CHP İl Başkanı Recep Taşel, hükumetin zor durumda olan vatandaşların faturalarını ödemesi gerektiğini belirtti
CHP İl Başkanı Recep Taşel, hükumetin zor durumda olan vatandaşların faturalarını ödemesi gerektiğini belirtti. Şimdi Recep Taşel "Zor durumdaki" diyerek hükumeti 'Zor duruma' sokmuş. Kardeşim 'Zor durumda' olmayan vatandaş hemen hemen yok ki. Hatta işadamlarımız bile – inanın şaka yapmıyorum – elektrik faturalarını nasıl ödeyeceklerini bilemiyor. Ha İstanbul Boğazı'nda oturup bardağı bir asgari ücret eden viskisini yudumlayan 'Bir takım' müteahhitleri saymıyorum; onların tuzu kurudur muhtemelen; devir onların devri çünkü... Şimdi adını açıkça koyalım; hükumetimiz kimsenin elektrik faturasını filan ödeyemez. Kasamız tamtakır olmuş çünkü. Yabancı memleketleri kapı kapı dolanıp ve ceketimizin düğmelerini ilikleyip, "Efendim biraz sıkışığız da. Zat-ı Âlilerinizi sıkmayacak az bir miktar borç şey yapabilirmiyiz" dediğimiz anda kapılar suratımıza kapandı. Mecburen para basıyoruz ki, bunun parasızlıktan bile daha kötü sonuçları olabilir. Ayrıca Recep Taşel dâhil pek çok muhalif, hükumeti sokağa çıkma yasağı almaya teşvik ediyor. Hafta içinde bu da mümkün değil. Zira sokağa çıkma yasağı – zaten – pamuk ipliğine bağlı olan ekonomimizin üzerinde anormal bir yük oluşturur. Ekonomisi gelişmiş memleketler sokağa çıkma yasağı ilan edebilir. Çünkü onlar – geçici bir süre için elbette – zarar eden vatandaşlarını sübvanse edebilirler. Angela Merkel, "Dükkanlarınızı kapatın. Kirasını Almanya verecek" diyebilir.

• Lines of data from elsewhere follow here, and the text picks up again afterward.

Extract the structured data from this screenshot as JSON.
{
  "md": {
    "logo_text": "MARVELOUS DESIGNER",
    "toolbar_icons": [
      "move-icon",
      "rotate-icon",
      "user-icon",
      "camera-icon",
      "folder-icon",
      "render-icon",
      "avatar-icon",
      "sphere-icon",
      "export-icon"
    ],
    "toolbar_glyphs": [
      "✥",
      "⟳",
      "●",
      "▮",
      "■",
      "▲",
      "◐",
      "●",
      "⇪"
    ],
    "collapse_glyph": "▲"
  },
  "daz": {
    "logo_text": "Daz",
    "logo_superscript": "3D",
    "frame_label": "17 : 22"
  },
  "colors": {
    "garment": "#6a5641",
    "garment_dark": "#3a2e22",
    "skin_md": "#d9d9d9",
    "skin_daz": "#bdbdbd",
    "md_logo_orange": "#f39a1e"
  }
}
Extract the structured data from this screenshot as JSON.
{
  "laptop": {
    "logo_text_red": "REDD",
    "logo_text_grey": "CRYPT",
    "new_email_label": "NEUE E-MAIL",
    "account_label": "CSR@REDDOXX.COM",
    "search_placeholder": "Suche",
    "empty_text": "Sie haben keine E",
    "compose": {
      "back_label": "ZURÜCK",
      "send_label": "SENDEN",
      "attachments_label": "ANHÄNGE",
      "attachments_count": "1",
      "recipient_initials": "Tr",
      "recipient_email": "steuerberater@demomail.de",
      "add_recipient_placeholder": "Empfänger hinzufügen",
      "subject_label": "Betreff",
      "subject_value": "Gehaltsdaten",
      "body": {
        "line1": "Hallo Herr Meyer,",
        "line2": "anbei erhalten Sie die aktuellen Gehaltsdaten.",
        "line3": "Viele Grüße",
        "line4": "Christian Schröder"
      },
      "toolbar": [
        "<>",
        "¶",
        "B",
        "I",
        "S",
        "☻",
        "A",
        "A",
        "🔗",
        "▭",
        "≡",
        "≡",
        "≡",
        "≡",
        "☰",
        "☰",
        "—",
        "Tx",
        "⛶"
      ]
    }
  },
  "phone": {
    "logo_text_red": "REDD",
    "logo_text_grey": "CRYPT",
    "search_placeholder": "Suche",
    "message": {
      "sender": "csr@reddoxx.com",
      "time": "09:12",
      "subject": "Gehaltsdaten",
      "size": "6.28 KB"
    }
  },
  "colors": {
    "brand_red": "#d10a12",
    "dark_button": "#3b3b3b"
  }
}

Fransa Cumhurbaşkanı Macron, "Hiç kimse endişe etmesin, kimse işsiz kalmayacak" diyebilir. Bizim ise yapabileceğimiz en büyük kabadayılık, öğrenciye 8 gigabyte internet vermektir. Özetlemek gerekirse Sayın Taşel'in önerileri çok yerinde elbette. Fakat bu önerileri mümkün değil yapamayız. Mecburen sokağa çıkacağız. Bunu da unutmamak lazım...
ÖZÜR DİLEMEKLE OLMAZ
İçişleri Bakanlığı bir genelge yayınlayarak 31 ilimizde hafta sonu sokağa çıkma yasağı ilan etti. Zaten bunu pek çok uzman dile getiriyordu. Ancak sokağa çıkma yasağını da kendimize benzettik. Yasaktan iki saat önce açıklama yaptık. Böyle olunca da vatandaşlar bakkal ve marketlerin önüne yığıldı. Yani iki günlük sokağa çıkma yasağının olası faydasını, iki saatte yırtıp attık. Belki daha bile kötü bir durumla karşılaştık.
Şimdi yöneticilerin görevi, kimsenin aklına gelmeyen sorunları önceden düşünmektir. Birilerinin ortaya çıkıp da, "Böyle olacağını öngöremedik; pardon!" demesi kabul edilemez. "Pardon" demek ancak birisinin ayağına yanlışlıkla basarsanız işe yarar. Sağlık Bakanımızın 2 aydır uykusuz yürüttüğü bir politikaya 2 saatte zarar veriyorsanız, kusura bakmayın ama sizin, "Kusura bakma" demenizin bize bir faydası olmuyor.